COLOMBIA’S riot police attacked demonstrators who thronged the streets of Bogota on Thursday in a mammoth protest against inequality and state and paramilitary violence.

Police estimated that around 200,000 protesters — among them students, teachers and trade unionists — rallied in cities across the country, while organisers said this is an underestimate.

The government deployed 170,000 officers, closed border crossings and deported 24 Venezuelans, seeking to blame its socialist neighbour for the unrest.

But late in the evening, President Ivan Duque addressed the country on television and said: “Today Colombians spoke — and we are listening.”

At one point, protesters tried to enter the nation’s congress and tore down a part of the cloth protecting a historic building in the Plaza Bolivar. The crowds demanded jobs — unemployment is at 11 per cent and at almost 20 per cent among young people — and an end to corruption. They also denounced proposals from Mr Duque’s government to abolish the minimum wage for young people.

Protesters attacked plans to raise the retirement age and cut pensions, while others highlighted the epidemic of murders of social activists, former Farc guerillas and trade unionists by paramilitaries linked to the army.

Defence minister Guillermo Botero was forced to resign earlier this month over the military’s slaughter of eight children in an attack on a dissident rebel encampment, while Mr Duque has been forced to apologise for showing photographs at the UN which he said were evidence Venezuela was harbouring armed rebel groups.
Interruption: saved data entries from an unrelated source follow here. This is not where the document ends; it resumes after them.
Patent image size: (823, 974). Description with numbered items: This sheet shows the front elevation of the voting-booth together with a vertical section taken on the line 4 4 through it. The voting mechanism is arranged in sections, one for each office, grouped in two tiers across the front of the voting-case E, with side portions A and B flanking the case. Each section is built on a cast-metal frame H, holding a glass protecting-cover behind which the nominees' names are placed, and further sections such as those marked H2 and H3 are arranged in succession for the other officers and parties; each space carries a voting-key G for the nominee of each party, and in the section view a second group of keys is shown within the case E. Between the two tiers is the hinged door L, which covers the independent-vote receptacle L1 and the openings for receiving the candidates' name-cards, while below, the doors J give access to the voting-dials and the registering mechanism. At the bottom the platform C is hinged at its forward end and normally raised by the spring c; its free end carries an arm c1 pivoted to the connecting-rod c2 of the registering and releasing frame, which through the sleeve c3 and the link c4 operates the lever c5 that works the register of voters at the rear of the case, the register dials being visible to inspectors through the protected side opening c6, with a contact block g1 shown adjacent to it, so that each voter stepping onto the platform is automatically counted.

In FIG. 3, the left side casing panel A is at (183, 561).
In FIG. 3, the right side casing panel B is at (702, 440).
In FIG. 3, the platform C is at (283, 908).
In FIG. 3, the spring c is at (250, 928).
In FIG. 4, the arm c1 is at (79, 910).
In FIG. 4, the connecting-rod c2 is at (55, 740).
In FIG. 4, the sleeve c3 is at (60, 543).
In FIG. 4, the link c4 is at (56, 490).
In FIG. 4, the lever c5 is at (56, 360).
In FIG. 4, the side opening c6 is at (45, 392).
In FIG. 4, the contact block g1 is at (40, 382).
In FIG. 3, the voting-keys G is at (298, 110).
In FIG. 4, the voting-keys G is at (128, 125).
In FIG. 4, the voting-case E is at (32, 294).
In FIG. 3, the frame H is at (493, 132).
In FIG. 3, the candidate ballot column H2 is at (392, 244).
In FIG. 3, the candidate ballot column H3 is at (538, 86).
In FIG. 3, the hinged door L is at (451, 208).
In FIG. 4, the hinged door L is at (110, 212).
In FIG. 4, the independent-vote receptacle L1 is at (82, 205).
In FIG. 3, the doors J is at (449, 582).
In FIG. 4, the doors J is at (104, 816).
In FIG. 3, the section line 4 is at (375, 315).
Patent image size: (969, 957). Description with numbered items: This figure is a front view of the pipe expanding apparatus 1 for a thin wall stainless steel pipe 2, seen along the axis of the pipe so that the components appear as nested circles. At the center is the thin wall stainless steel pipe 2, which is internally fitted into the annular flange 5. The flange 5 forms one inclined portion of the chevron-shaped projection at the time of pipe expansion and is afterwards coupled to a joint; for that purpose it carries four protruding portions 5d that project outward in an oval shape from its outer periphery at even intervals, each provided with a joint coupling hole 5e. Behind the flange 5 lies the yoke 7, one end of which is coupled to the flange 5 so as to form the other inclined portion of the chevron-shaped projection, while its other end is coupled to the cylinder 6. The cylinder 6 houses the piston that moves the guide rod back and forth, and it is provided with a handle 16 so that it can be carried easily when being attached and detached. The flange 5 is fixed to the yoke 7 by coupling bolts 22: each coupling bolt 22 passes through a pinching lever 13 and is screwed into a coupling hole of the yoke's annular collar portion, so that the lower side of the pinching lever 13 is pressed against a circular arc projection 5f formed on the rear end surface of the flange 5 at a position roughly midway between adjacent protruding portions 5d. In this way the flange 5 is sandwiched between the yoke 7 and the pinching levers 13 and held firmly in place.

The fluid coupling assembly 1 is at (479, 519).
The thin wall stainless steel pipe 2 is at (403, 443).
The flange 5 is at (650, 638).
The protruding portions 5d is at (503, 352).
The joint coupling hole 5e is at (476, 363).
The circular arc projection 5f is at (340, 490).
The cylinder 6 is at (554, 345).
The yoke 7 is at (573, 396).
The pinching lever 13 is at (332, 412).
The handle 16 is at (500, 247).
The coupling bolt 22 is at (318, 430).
At least one of the photos later turned out to have been taken in Colombia.

Since a peace agreement was signed with the Farc, which became a peaceful political party after a five-decade communist insurgency, at least 137 former guerillas have been killed and 777 social leaders have met the same fate. This week alone, police have conducted 27 raids on trade-union activists’ homes in Bogota, Medellin and Cali.

Left parties and trade unions charged the government with indifference or complicity in the killings. Military chief Nicacio Martinez Espinel has also been linked to the “false positives” outrage, in which thousands of civilians were murdered by soldiers and dressed up as guerillas to boost counter-insurgency bodycounts to win promotions and cash rewards.